The second day of the international forum was named Creating a Concrete Utopia: Yugoslavia. Six members of the curatorial team presented their expertise on the topic of post-war Yugoslav architecture, with which they contributed to preparing the exhibition: from the rebuilding of post-war Skoplje to the question of identity, the country’s urbanization, and its highly developed architecture. This was followed by a general discussion.

While the first three days of the gathering were spent finding out more about the creation of A Concrete Utopia from the authors and associates of the exhibition, the second part of the gathering was focused on the experience of the artists and architects from the time of socialist Yugoslavia. Thus, the third day of the gathering, entitled In the First Person, consisted of talks with architect-protagonists who were themselves the creators of a concrete utopia. Milenija Markušić and Dragoljub Bakić are architects who, in professional teams with their spouses, created distinguished projects in socialist Yugoslavia (Block 61-63, the residential area Cerak Vinogradi/Hala Pionir, the residential area of Višnjička Banja), but across the world as well, so the CZKD audience had the chance to speak to them directly and hear their immediate experiences. The topics from the open round table discussion with the architect-protagonists were completed by screening an episode of the TV-series Betonski spavači, which brilliantly illuminates the post-war architecture of Yugoslavia from many points of view, and explores its architecture as well as its place in society.

Missing Knowledge

The fourth and final day of the forum was entirely dedicated to the topic we called Missing Knowledge: The People’s Liberation War Memorials. The planned talk with the sculptor, professor Miodrag Živković did not take place for justified reasons. Instead, Sanja Horvatinčič held a lecture, and then, together with Branislav Dimitrijević, speaking with the author of the gathering and the audience itself, discussed the many pressing topics of monumental heritage: the questions of its representation, production mechanisms, artistic value, as well as the problem of revisionism.
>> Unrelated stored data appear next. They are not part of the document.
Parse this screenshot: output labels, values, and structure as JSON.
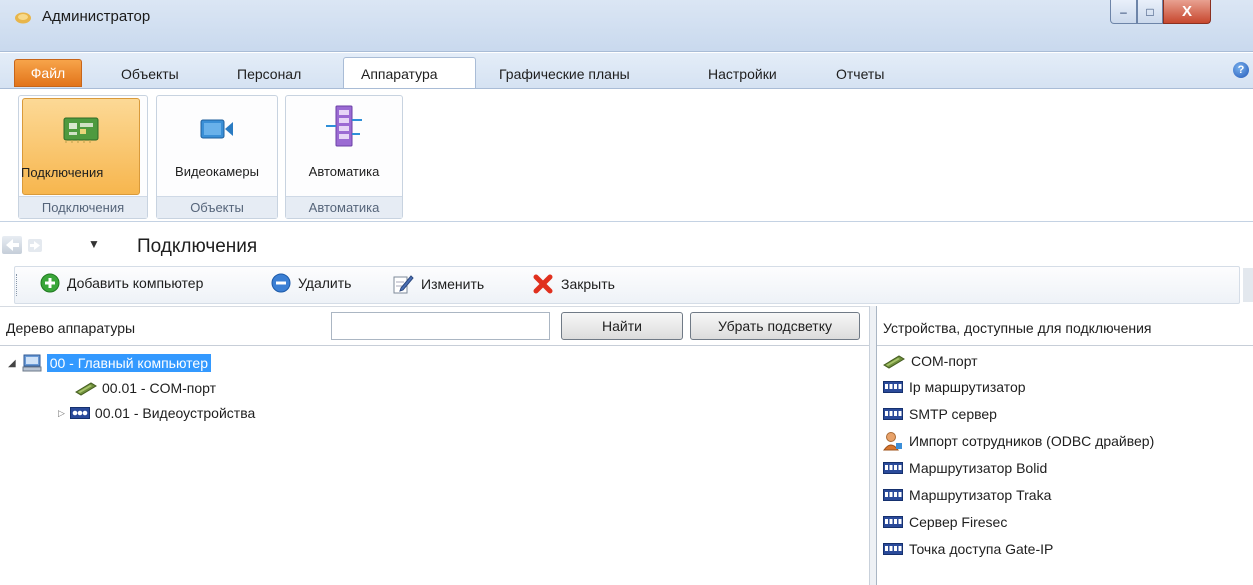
{
  "window": {
    "title": "Администратор",
    "buttons": {
      "minimize": "–",
      "maximize": "□",
      "close": "X"
    }
  },
  "tabs": {
    "file": "Файл",
    "items": [
      "Объекты",
      "Персонал",
      "Аппаратура",
      "Графические планы",
      "Настройки",
      "Отчеты"
    ],
    "active": "Аппаратура",
    "help": "?"
  },
  "ribbon": {
    "groups": [
      {
        "label": "Подключения",
        "button": "Подключения",
        "icon": "circuit-board-icon"
      },
      {
        "label": "Объекты",
        "button": "Видеокамеры",
        "icon": "video-camera-icon"
      },
      {
        "label": "Автоматика",
        "button": "Автоматика",
        "icon": "automation-icon"
      }
    ]
  },
  "nav": {
    "title": "Подключения"
  },
  "toolbar": {
    "add": "Добавить компьютер",
    "delete": "Удалить",
    "edit": "Изменить",
    "close": "Закрыть"
  },
  "tree_pane": {
    "label": "Дерево аппаратуры",
    "search_value": "",
    "find": "Найти",
    "clear_highlight": "Убрать подсветку",
    "nodes": [
      {
        "text": "00 - Главный компьютер",
        "icon": "computer-icon",
        "selected": true
      },
      {
        "text": "00.01 - COM-порт",
        "icon": "com-port-icon"
      },
      {
        "text": "00.01 - Видеоустройства",
        "icon": "video-devices-icon"
      }
    ]
  },
  "devices_pane": {
    "label": "Устройства, доступные для подключения",
    "items": [
      {
        "text": "COM-порт",
        "icon": "com-port-icon"
      },
      {
        "text": "Ip маршрутизатор",
        "icon": "router-icon"
      },
      {
        "text": "SMTP сервер",
        "icon": "router-icon"
      },
      {
        "text": "Импорт сотрудников (ODBC драйвер)",
        "icon": "person-import-icon"
      },
      {
        "text": "Маршрутизатор Bolid",
        "icon": "router-icon"
      },
      {
        "text": "Маршрутизатор Traka",
        "icon": "router-icon"
      },
      {
        "text": "Сервер Firesec",
        "icon": "router-icon"
      },
      {
        "text": "Точка доступа Gate-IP",
        "icon": "router-icon"
      }
    ]
  },
  "colors": {
    "file_tab": "#e2741a",
    "selection": "#3399ff",
    "ribbon_active": "#f7b64e"
  }
}
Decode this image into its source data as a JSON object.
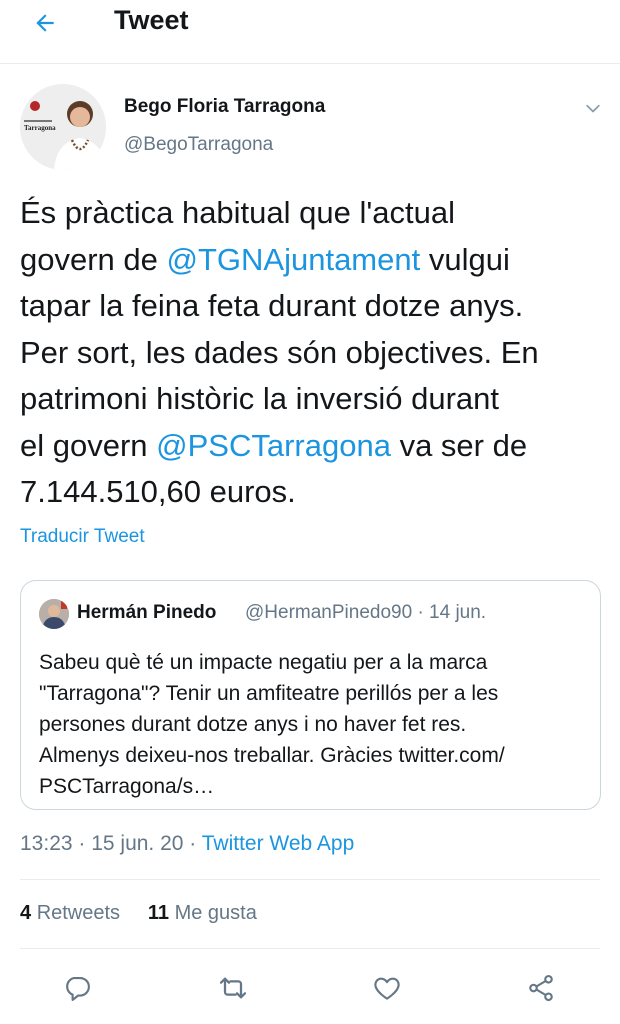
{
  "header": {
    "title": "Tweet",
    "back_icon": "arrow-left-icon"
  },
  "colors": {
    "accent": "#1b95e0",
    "text": "#14171a",
    "secondary": "#657786",
    "border": "#e6ecf0"
  },
  "tweet": {
    "author_name": "Bego Floria Tarragona",
    "author_handle": "@BegoTarragona",
    "avatar_caption": "Tarragona",
    "lines": {
      "l1": "És pràctica habitual que l'actual",
      "l2_pre": "govern de ",
      "l2_mention": "@TGNAjuntament",
      "l2_post": " vulgui",
      "l3": "tapar la feina feta durant dotze anys.",
      "l4": "Per sort, les dades són objectives. En",
      "l5": "patrimoni històric la inversió durant",
      "l6_pre": "el govern ",
      "l6_mention": "@PSCTarragona",
      "l6_post": " va ser de",
      "l7": "7.144.510,60 euros."
    },
    "translate_label": "Traducir Tweet"
  },
  "quoted": {
    "name": "Hermán Pinedo",
    "handle_and_date": "@HermanPinedo90 · 14 jun.",
    "lines": [
      "Sabeu què té un impacte negatiu per a la marca",
      "\"Tarragona\"? Tenir un amfiteatre perillós per a les",
      "persones durant dotze anys i no haver fet res.",
      "Almenys deixeu-nos treballar. Gràcies twitter.com/",
      "PSCTarragona/s…"
    ]
  },
  "meta": {
    "time_date": "13:23 · 15 jun. 20 · ",
    "source": "Twitter Web App"
  },
  "stats": {
    "retweets_count": "4",
    "retweets_label": "Retweets",
    "likes_count": "11",
    "likes_label": "Me gusta"
  },
  "actions": [
    "reply-icon",
    "retweet-icon",
    "like-icon",
    "share-icon"
  ]
}
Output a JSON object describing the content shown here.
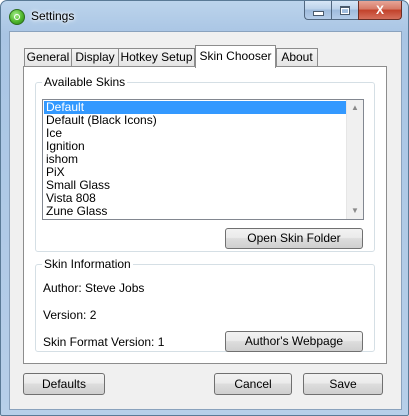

The gathering was accompanied by a program organized by the platform Architectural Online  and CZKD. A photo contest organized by the Faculty of Architecture  and its Research Center preceded the gathering, and the results were put on display at the University of Belgrade Faculty of Architecture Library. During four intense days of the international forum held at CZKD, students from the Faculty of Architecture, together with colleagues from other faculties at home and abroad, sought to find the missing knowledge on our monumental heritage, which was presented along with audio, video, and graphic installations on the final day of the gathering.

One of the more important products of the gathering is the website presented over the course of the international forum: Arhiva modernizma (The Archive of Modernism). It is a digital repository, which is currently under construction, collecting and making available to a wider audience a large portion of the materials collected in Belgrade for the exhibition in New York, as well as materials used in the authors’ earlier studies. This valuable resource for all scholars of socialist Yugoslav architecture, and the wider cultural public, was made possible with the support of the Heinrich Bӧll Foundation’s Belgrade Office, as well as Do.co.mo.mo Serbia.